The birds also can hang midair in a motionless posture. The Ruby-throated hummingbirds can neither hop nor walk because of their short legs. As such, they can only hover or shuffle from one branch to another. However, in doing so, it only leads to scratches in their head and neck due to the foot-up movement over their wings.
While discussing the male and female Ruby-throated hummingbirds, you will notice that the male birds do not stick around too long. Once the courtship and mating season ends, the male partners take off and are on their own. While displaying courtship, the male bird marks his territory by creating a U-shaped loop, which is 50-feet above the target female. If the female bird lands on the loop, then the male bird responds by making swift flights sideways facing his partner. Male Ruby-throated hummingbirds also display excellent aggressive behavior when it comes to defending their feeders, which often leads to long chases and stabbing their opponents using their beaks.
The Ruby-throated hummingbirds vanish at the sight of a nectar-rich source. The birds prefer feeding on bright orange and red tubular flowers such as the red morning glory, red buckeye, cardinal flower, trumpet creeper, jewelweed, honeysuckle, bee-balm, and alike. They even like to feed on hummingbird feeders and sugar-rich tree sap.

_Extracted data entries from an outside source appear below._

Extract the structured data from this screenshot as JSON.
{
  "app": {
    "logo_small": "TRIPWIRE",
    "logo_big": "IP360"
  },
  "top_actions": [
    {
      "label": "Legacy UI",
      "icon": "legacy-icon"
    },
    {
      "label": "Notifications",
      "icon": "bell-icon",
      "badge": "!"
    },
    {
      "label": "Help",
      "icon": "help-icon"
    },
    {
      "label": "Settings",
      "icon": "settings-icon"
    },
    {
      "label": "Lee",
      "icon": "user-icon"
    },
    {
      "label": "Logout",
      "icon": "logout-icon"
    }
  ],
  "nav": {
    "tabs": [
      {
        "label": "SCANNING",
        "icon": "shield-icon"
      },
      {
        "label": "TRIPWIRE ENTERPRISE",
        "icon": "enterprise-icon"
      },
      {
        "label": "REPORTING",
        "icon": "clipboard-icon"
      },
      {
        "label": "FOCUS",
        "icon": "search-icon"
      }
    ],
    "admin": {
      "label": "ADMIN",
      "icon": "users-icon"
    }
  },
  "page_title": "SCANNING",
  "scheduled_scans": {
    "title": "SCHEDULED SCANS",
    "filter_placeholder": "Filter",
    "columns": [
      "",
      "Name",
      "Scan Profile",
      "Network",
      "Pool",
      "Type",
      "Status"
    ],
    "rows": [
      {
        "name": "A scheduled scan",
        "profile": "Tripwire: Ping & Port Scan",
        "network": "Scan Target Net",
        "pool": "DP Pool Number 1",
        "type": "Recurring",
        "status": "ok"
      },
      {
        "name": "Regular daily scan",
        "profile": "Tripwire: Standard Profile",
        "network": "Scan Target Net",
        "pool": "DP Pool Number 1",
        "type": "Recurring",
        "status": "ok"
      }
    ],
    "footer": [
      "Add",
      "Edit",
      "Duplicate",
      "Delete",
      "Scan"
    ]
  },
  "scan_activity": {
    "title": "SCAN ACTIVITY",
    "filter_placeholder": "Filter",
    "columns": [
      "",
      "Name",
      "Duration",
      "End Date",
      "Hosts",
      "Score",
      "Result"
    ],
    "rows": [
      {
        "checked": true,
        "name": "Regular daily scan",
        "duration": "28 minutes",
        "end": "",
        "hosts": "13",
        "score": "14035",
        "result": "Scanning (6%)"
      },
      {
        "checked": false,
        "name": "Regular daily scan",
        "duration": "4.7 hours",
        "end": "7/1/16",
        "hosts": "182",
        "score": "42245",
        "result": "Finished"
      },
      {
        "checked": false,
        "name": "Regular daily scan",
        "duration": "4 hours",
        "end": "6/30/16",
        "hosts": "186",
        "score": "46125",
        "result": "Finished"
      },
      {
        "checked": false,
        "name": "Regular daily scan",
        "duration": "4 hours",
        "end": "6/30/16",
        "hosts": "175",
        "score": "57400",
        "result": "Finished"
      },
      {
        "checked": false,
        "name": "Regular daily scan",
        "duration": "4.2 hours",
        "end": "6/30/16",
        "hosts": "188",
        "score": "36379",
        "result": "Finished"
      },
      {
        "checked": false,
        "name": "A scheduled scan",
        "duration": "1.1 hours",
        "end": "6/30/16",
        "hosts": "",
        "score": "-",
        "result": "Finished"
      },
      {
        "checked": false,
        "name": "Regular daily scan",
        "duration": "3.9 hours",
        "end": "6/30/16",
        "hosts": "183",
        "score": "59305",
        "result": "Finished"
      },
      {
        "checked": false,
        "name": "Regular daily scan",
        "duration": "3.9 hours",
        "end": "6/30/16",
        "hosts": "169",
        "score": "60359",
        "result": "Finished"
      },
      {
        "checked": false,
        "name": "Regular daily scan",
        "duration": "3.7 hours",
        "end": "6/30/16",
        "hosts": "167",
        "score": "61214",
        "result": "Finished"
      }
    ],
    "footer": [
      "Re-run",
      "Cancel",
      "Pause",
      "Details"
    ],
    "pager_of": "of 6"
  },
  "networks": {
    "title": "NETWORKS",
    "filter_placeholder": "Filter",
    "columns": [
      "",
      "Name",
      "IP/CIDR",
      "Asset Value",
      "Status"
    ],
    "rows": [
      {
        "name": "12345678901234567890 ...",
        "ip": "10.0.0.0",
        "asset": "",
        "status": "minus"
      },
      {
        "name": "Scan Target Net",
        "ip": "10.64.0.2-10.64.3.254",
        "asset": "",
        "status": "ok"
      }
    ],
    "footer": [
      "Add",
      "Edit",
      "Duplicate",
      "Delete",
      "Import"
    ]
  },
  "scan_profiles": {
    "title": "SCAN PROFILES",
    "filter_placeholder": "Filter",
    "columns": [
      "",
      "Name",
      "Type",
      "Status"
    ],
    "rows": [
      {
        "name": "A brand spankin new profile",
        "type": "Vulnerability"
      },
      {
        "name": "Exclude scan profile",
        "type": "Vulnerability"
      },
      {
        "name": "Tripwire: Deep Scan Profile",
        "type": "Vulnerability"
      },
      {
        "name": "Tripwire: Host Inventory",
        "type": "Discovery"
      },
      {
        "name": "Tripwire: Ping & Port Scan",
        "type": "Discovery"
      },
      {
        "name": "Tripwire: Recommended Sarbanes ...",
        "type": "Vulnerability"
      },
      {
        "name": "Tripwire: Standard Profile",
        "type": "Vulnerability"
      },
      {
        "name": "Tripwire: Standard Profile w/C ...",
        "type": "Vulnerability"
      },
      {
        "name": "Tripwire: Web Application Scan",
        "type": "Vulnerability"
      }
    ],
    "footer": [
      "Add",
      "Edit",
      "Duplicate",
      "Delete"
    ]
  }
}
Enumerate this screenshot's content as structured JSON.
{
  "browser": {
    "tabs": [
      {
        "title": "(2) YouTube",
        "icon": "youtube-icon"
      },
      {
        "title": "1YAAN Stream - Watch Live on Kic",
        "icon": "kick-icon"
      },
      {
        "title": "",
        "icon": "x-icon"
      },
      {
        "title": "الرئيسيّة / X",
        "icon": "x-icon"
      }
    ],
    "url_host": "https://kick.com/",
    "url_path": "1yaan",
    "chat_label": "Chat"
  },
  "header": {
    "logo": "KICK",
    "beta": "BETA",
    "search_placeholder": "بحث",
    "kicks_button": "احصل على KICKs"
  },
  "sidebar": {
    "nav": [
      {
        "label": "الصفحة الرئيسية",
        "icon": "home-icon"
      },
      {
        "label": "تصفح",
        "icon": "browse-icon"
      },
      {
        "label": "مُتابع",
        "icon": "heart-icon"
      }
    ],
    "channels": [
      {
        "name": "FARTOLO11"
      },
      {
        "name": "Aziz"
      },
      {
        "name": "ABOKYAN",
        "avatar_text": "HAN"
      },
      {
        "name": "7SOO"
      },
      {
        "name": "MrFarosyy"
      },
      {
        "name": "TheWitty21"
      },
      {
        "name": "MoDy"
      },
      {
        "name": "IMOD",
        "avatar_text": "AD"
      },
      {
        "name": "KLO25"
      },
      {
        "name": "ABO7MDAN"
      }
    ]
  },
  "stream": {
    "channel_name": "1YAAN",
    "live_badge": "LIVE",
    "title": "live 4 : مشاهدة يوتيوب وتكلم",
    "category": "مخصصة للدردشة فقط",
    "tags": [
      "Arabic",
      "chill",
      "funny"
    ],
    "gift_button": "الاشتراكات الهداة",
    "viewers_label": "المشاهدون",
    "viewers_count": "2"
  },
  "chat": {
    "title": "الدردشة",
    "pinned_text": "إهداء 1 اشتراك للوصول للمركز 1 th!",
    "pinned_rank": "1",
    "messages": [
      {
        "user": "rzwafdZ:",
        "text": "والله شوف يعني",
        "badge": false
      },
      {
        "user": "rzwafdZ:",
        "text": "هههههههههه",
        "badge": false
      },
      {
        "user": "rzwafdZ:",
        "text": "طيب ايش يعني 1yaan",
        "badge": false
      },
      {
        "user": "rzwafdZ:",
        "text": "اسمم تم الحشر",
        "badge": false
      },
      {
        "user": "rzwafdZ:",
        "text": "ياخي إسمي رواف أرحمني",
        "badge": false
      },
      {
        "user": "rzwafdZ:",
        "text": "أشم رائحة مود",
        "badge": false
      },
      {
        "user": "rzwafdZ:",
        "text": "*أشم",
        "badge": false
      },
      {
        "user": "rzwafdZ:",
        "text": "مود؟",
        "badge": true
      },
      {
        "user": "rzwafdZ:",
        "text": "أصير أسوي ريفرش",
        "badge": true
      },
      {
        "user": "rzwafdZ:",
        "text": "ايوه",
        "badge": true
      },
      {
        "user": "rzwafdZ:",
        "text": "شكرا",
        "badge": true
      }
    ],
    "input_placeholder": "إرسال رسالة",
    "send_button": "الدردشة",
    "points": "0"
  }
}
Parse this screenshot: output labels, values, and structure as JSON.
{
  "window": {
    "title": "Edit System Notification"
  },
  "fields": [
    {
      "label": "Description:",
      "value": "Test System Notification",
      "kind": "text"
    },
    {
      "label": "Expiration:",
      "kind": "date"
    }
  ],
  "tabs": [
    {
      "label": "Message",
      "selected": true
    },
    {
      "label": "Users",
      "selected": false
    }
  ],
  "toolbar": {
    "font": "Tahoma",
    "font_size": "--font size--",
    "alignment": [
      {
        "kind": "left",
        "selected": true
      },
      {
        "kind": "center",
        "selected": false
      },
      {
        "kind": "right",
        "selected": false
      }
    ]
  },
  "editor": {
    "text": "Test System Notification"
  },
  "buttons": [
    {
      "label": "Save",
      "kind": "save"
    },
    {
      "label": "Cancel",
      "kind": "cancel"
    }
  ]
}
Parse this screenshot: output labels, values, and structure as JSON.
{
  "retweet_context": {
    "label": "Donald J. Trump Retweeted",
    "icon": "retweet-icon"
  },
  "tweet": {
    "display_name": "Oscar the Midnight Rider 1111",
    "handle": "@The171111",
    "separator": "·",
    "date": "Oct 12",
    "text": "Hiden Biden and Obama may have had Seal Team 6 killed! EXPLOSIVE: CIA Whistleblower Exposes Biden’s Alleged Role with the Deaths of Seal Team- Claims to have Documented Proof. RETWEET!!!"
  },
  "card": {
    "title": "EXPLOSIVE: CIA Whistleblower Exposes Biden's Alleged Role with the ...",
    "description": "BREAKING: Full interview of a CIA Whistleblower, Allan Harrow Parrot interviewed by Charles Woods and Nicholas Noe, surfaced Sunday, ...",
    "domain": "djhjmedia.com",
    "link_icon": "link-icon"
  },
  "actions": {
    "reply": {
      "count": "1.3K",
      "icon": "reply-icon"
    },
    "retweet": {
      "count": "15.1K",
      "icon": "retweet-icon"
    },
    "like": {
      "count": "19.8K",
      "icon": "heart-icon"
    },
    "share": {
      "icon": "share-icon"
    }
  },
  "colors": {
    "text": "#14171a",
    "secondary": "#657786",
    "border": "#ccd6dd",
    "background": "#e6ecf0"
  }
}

Besides feeding on direct nectar sources, the Ruby-throated hummingbirds capture insects, aphids, and caterpillars from sap wells and leaves. Other preys include spiders, gnats, small bees, mosquitoes, and fruit flies. Feeding on insects is necessary especially for the young birds, as insects are rich sources of protein, which is normally insufficient in nectar.
Unfortunately for these birds, most of the Ruby-throated hummingbirds do not survive past their first year. However, if nature is kind enough to let them survive a full annual cycle, then the life expectancy of these birds is dramatically high. The maximum age attained by a banded Ruby-throated hummingbird is six years and eleven months.
On the other hand, records also show us that the longest living bird was a female and was at least nine years old before the officials at the West Virginia banding operations recaptured and released her into the wild.
Few Interesting Facts
- The bird flaps its wings roughly around 53 times every second.
- These birds come under the taxonomic group called the “Apodiformes,” which means “without feet,” because that is exactly how these birds look from afar.
- The Ruby-throated hummingbirds are sensitive to color. They can see the UV spectrum, which humans cannot.